Melike
Niye bir şeyler gelince hep üst üste gelir ki sanki. Kurtuldum o dağdan köye döndüm, çocuklarıma kavuştum. Süleyman'la hiç değilse nispeten daha iyiyiz dedim ama daha aynı günün akşamına duyduklarım yaktı içimi.. Günü normal seyrinde tamamladım ama okul çıkışında beni almaya Cemil geldi. Ne bileyim ben Süleyman gelir sandım, adam koskoca komutan beni mi pışpışlayacak değil mi ama. Yine de yüzümün asılmasına mani olamadım birlikte yürümeye başladık.
"Şiyar'dan haberin var mı Melike?"
"Ne olmuş Şiyar'a"
"Aldık, teröre destek veriyormuş."
Açıkçası hiç şaşırmadım, açıkça ilan etmesine de az kalmıştı.
"Şaşırmadım Cemil. Açıkça ilan etmediği kalmıştı neredeyse"
"Öyle öyle?"
"Nerde şimdi?"
"Komutanım biraz yakından ilgilendi kendisiyle sonra savcıya teslim etti, işi zor yani kolay kolay çıkamaz."
"Aklı başına gelmeden de çıkmasın zaten, keskin sirke küpüne zarar"
"Öyle" dedi o arada evime de geldik zaten.
"Bu gece ben buradayım, sobanı temizledik bu arada, bacayı da. Kurulu şuan. Epey süre yetecek kadar odun da kırdık bir 10 torba da kömür var. Biz alırız yeniden kömür tamam mı"
"Ya nasıl öderim hakkınızı Allah razı olsun Cemil, iyi ki varsınız."

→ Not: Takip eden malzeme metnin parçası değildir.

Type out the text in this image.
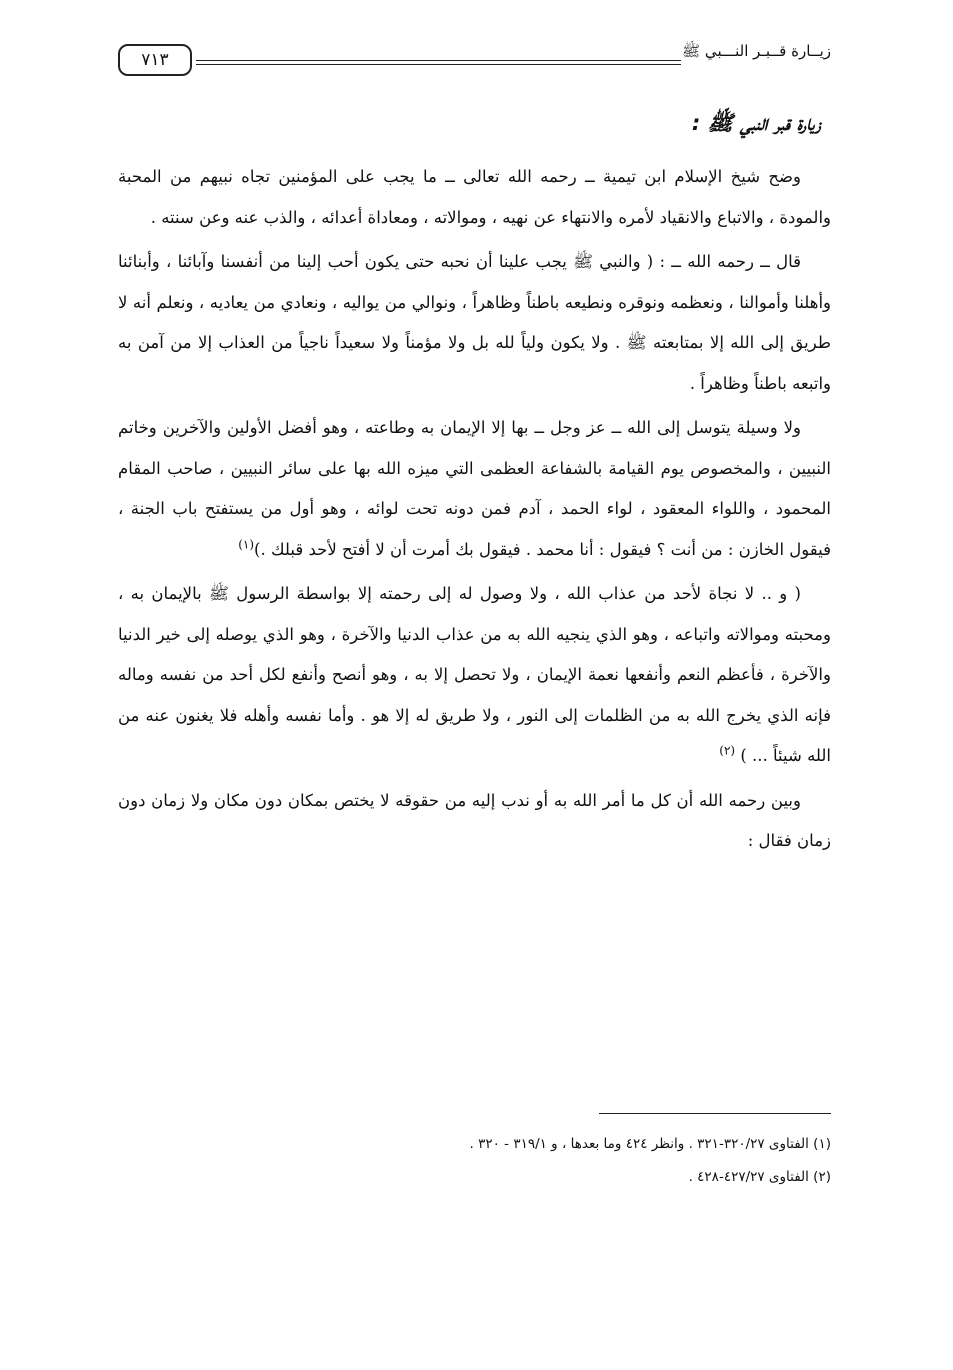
زيــارة قــبـر النـــبي ﷺ
٧١٣
زيارة قبر النبي ﷺ :

وضح شيخ الإسلام ابن تيمية ــ رحمه الله تعالى ــ ما يجب على المؤمنين تجاه نبيهم من المحبة والمودة ، والاتباع والانقياد لأمره والانتهاء عن نهيه ، وموالاته ، ومعاداة أعدائه ، والذب عنه وعن سنته .

قال ــ رحمه الله ــ : ( والنبي ﷺ يجب علينا أن نحبه حتى يكون أحب إلينا من أنفسنا وآبائنا ، وأبنائنا وأهلنا وأموالنا ، ونعظمه ونوقره ونطيعه باطناً وظاهراً ، ونوالي من يواليه ، ونعادي من يعاديه ، ونعلم أنه لا طريق إلى الله إلا بمتابعته ﷺ . ولا يكون ولياً لله بل ولا مؤمناً ولا سعيداً ناجياً من العذاب إلا من آمن به واتبعه باطناً وظاهراً .

ولا وسيلة يتوسل إلى الله ــ عز وجل ــ بها إلا الإيمان به وطاعته ، وهو أفضل الأولين والآخرين وخاتم النبيين ، والمخصوص يوم القيامة بالشفاعة العظمى التي ميزه الله بها على سائر النبيين ، صاحب المقام المحمود ، واللواء المعقود ، لواء الحمد ، آدم فمن دونه تحت لوائه ، وهو أول من يستفتح باب الجنة ، فيقول الخازن : من أنت ؟ فيقول : أنا محمد . فيقول بك أمرت أن لا أفتح لأحد قبلك .)$^{(١)}$

( و .. لا نجاة لأحد من عذاب الله ، ولا وصول له إلى رحمته إلا بواسطة الرسول ﷺ بالإيمان به ، ومحبته وموالاته واتباعه ، وهو الذي ينجيه الله به من عذاب الدنيا والآخرة ، وهو الذي يوصله إلى خير الدنيا والآخرة ، فأعظم النعم وأنفعها نعمة الإيمان ، ولا تحصل إلا به ، وهو أنصح وأنفع لكل أحد من نفسه وماله فإنه الذي يخرج الله به من الظلمات إلى النور ، ولا طريق له إلا هو . وأما نفسه وأهله فلا يغنون عنه من الله شيئاً ... ) $^{(٢)}$

وبين رحمه الله أن كل ما أمر الله به أو ندب إليه من حقوقه لا يختص بمكان دون مكان ولا زمان دون زمان فقال :

(١) الفتاوى ٣٢٠/٢٧-٣٢١ . وانظر ٤٢٤ وما بعدها ، و ٣١٩/١ - ٣٢٠ .
(٢) الفتاوى ٤٢٧/٢٧-٤٢٨ .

"Sen de öğretmen hanım sen de"
Ona da içeri gir desem de tövbeli gibi girmedi ama içim içimi de yiyor Süleyman nerede acaba diye, içimde duracağına sorayım dedim ben de.
"Cemil Süleyman komutan nerde?"
"Komutanım operasyona gitti"
Onun kurduğu 3 kelimelik cümle benim ta içimde koca koca oyuklar açtı.. Ama daha birkaç saat önce konuştuk.
"Nereye?"
"Sınır ötesine Melike?"
"Ne zaman döner?"
"Bilmiyorum be Melike, zorlu bir göreve gittiler, sen dua et"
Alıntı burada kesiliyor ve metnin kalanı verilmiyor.